Yesterday, I went to a Thai restaurant with a couple of friends and I realized I am being discriminated against just for loving meat. My friend is ruled by the virtues of animal-rights and he wanted the chicken substituted with tofu. He was obliged immediately. I am ruled by the virtues of good eating and I wanted beef instead of shrimp. The waitress gave me an unsettling look that was quickly transformed to what could pass for “contrite”. “I don’t know if we can do that.” And they didn’t. She had a very sheepish (read: triumphant) smile on her face when she announced, “Pad thai with chicken and shrimp”. I should have told her exactly what I think of shrimp--- “Seafood is just where it belongs---in the sea. So leave it there.”

I deserve to get my beef just the way my pal deserves to get his tofu…..I demand to proclaim my choice of meat! I demand that when I order a good angus burger I don’t want lettuce spilling out of it. And I ask for “chicken” salad for a reason (or rather it comes as the unavoidable side with my pasta)----I don’t want to pick out two pieces of chicken from a plate full of lettuce and tomatoes.
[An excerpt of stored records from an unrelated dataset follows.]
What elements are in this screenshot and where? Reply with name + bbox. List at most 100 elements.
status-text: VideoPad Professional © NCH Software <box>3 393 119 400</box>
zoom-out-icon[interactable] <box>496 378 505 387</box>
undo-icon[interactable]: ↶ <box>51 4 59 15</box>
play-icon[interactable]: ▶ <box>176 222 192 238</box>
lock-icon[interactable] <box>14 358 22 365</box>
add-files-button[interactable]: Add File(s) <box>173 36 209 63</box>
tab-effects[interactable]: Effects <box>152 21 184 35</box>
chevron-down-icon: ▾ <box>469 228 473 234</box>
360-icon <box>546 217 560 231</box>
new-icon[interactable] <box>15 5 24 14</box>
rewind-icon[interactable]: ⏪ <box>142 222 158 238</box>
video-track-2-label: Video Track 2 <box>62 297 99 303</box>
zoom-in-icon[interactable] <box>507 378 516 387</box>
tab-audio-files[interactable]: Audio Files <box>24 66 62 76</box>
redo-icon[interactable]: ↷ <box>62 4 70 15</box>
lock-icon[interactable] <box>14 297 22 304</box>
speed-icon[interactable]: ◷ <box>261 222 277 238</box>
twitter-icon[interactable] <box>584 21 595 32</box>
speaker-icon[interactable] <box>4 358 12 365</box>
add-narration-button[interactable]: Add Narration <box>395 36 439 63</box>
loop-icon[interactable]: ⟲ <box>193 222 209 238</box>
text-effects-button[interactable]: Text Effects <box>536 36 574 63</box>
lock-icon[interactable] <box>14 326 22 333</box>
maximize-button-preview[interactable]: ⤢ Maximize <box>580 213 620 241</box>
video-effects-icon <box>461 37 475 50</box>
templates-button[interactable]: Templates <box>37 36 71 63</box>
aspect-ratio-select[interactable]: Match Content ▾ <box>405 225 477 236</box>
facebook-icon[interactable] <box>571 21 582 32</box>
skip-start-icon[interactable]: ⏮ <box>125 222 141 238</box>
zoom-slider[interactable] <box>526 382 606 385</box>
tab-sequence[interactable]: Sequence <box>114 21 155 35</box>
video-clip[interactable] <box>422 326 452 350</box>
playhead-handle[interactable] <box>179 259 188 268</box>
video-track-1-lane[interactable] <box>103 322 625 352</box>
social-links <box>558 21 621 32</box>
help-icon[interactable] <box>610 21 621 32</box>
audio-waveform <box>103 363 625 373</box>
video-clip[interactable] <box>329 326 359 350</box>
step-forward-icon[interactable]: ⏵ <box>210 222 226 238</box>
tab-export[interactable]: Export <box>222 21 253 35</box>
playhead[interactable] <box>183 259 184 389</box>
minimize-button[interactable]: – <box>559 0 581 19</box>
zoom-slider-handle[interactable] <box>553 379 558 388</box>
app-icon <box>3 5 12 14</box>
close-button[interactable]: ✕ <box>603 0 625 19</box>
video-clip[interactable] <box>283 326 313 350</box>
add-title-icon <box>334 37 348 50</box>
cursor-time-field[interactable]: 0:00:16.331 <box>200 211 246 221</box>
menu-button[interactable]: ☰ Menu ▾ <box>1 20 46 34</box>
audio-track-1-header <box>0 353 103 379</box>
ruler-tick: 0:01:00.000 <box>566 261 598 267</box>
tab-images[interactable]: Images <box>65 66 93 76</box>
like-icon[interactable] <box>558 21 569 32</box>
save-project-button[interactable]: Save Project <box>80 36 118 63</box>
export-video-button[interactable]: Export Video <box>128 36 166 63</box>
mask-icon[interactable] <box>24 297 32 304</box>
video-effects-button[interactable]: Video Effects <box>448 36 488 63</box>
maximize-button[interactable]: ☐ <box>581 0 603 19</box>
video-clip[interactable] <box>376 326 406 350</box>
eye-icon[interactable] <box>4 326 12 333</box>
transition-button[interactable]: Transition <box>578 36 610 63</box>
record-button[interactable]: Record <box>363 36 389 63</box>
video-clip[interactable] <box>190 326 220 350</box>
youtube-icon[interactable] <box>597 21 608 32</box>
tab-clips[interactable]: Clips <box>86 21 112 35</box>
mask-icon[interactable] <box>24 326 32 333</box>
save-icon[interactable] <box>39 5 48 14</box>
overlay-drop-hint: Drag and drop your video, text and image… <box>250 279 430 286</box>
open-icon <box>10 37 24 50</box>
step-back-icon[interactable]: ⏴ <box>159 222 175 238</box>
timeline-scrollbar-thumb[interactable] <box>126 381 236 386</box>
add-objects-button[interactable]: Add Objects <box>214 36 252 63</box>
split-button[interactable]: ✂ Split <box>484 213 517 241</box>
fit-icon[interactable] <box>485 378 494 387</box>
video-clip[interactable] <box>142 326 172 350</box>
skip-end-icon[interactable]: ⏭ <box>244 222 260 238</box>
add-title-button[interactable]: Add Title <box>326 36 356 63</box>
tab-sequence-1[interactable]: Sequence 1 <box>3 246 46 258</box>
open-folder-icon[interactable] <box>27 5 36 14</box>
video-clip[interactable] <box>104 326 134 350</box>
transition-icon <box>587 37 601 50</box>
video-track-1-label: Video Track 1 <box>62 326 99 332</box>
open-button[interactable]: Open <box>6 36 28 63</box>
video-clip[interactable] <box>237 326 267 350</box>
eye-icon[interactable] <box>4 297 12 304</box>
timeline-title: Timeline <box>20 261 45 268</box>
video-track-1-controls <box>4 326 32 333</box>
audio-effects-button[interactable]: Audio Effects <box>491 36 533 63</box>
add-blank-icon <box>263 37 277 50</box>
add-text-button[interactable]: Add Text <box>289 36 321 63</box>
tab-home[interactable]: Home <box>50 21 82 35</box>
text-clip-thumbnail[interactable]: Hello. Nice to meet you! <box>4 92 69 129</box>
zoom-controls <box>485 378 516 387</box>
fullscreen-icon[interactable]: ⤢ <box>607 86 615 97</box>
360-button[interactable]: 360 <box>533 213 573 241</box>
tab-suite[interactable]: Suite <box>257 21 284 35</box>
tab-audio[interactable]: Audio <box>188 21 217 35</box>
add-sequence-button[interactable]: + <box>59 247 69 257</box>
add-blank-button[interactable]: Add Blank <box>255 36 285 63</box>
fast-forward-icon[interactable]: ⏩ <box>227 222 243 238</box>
And I demand that the carrot doesn’t sit there impersonating the cow in my beef stew!


A dollar is never a dollar

I rented a car from Dollar rent a car two days ago and it cost me a hundred dollars---a whopping 40$ more than it would cost me from any other place. The McDonald’s dollar menu is always close to two dollars with tax, I have never found anything in the little bucks dollar store for a dollar, or at Family dollar. And while I am on the subject, no coffee at 61c cafĂ©, the hip, elite student hang-out in Pittsburgh is ever 61 c.

Why call it a dollar when it isn’t a dollar? If I want it, I’d buy it anyway.

If you absolutely want to buy something for a dollar, walk up to the check-out counter --- IMHO, the only place in the world where a dollar means a dollar.